De las burbujas al Obelisco: un recorrido por el gran desahogo argentino
Lo primero es un desahogo individual, que empieza con un salto para eyectarse del sillón y termina al lado de la ventana, gritando “dale, Argentinaaa” y “dale, campeón”. Lo de sacar la garganta -y medio cuerpo- por el balcón tal vez sea para estar más con los otros, los que gritan desde el pedacito de consorcio que les toca justo cuando Esteban Ostojich, el uruguayo que arbitró la Final entre Argentina y Brasil, sentencia Maracanazo.
Acaba de terminarse el miedo de que Messi no ganara ningún título con la Selección Mayor, acaba de evaporarse el terror de que después del mano a mano que tuvo y no convirtió sobre el final del partido se viniera un contragolpe letal del Scratch, acaban de mostrar a Lionel arrodillado en el rinconcito donde escuchó el pitido final y a sus compañeros corriendo hacia su gran capitán. “Te amo, Messi, te amo”, se escucha a una chica desde uno de los balcones. “Ahora sí, hermano, Messi campeón, basta hermano, Messi campeón, de una vez, de una buena vez”, grita un hombre. Dan ganas de alcanzarle una silla y un vaso de agua.
Los primeros en hacer sonar la calle son los que ya la estaban ocupando cuando el partido llegó a su final. Los repartidores que ponen su pedaleo o sus motos al servicio de alguna aplicación entran en pausa: los que tienen bocina la hacen sonar, los que tienen cajas de delivery les pegan algunos cachetazos que las vuelvan tambor. Cabildo y Juramento les pertenece primero a ellos, después a los que quieran sumarse a la fiesta.
En los edificios se repite un fenómeno que tiene lugar justo antes de los partidos importantes, a la hora que llegan los amigos o la familia con botellas y algo de picada, y después de esos partidos sólo si gana el equipo que convoca a la gran mayoría: hay demasiado tránsito para conseguir ascensor. Los ansiosos prefieren la escalera, algo que los saque rápido a la calle.

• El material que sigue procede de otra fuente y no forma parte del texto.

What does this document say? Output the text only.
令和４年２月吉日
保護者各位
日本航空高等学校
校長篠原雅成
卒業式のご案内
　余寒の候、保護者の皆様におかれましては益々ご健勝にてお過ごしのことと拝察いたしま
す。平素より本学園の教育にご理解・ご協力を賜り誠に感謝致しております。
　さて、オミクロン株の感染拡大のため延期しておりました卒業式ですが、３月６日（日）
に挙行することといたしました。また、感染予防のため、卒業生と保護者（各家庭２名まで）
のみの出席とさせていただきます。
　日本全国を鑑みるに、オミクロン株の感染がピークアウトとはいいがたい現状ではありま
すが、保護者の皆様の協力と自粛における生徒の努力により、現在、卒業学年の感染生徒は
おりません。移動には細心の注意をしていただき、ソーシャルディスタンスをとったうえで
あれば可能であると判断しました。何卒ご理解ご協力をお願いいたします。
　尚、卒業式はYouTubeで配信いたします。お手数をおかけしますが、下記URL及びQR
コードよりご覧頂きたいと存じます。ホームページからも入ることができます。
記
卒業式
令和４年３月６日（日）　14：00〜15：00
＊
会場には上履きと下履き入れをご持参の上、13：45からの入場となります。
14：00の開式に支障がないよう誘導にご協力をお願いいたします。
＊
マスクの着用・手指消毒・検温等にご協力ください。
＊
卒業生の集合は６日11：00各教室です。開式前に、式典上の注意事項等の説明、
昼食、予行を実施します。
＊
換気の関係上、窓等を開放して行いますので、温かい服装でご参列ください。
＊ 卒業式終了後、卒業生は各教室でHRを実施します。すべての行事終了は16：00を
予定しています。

De un balcón del Abasto salen, verdes y rosadas, unas cañitas voladoras que cruzan Corrientes y distraen a los autos. Desde Chacarita hasta la 9 de julio, un desfile de gente se devuelve la sonrisa de ventanilla a ventanilla. Un amontonamiento repentino de autos avanza hacia el Obelisco -o lo más cerca que se pueda llegar-, que es la casa matriz de ser felices todos juntos. Parece haber llegado el momento de que ni la pandemia de CoVid-19 se interponga con ese ritual.
Con banderas o torsos asomados por las ventanillas, la fila de autos hace sonar más fuerte la bocina en las esquinas en las que cada barrio arma la sede local de la alegría. Canning, Ángel Gallardo, Medrano, Pueyrredón, Callao. Los de techo corredizo lo abren y alguien saca el cuerpo por allí, celular en mano: le pone filtro a la muchedumbre y la vuelve story de Instagram.
En las veredas y en los autos, los nenes y las nenas sonríen y abren los ojos enormes, tienen esas caras que ponen los chicos cuando están delante de algo que nunca habían visto. Se parece a mirarlos la primera vez que ven un elefante o una orca. Sonríen y miran la calle, escuchan el ruido, ven a sus papás y a sus mamás ponerse de acuerdo con el auto de al lado para que las bocinas suenen al mismo tiempo, los ven con una alegría que no les conocían y que, como la de ellos, tiene algo de infantil, de primaria.
“Evitar zona Obelisco”, dicen los carteles electrónicos que dan indicaciones en distintas avenidas de la Ciudad. No hay nadie dispuesto a obedecer. Nadie dispuesto a renunciar a que este Maracanazo sea no sólo una alegría de balcón, de burbuja, sino sobre todo una alegría ancha como la 9 de Julio, llena de vecinos desconocidos con los que volver a abrazarse, como cuando se podía ir a la cancha.
Pasaron 227 días desde la última vez que el fútbol sacó a la Argentina masivamente a la calle: fue el miércoles que a Maradona no le aguantó el corazón. Este sábado hubo revancha: de 28 años sin títulos, de varias finales dolorosamente perdidas, y de haber tenido que salir a la calle pero a llorar de tristeza. El Obelisco está otra vez repleto. Toca festejar. De una buena vez.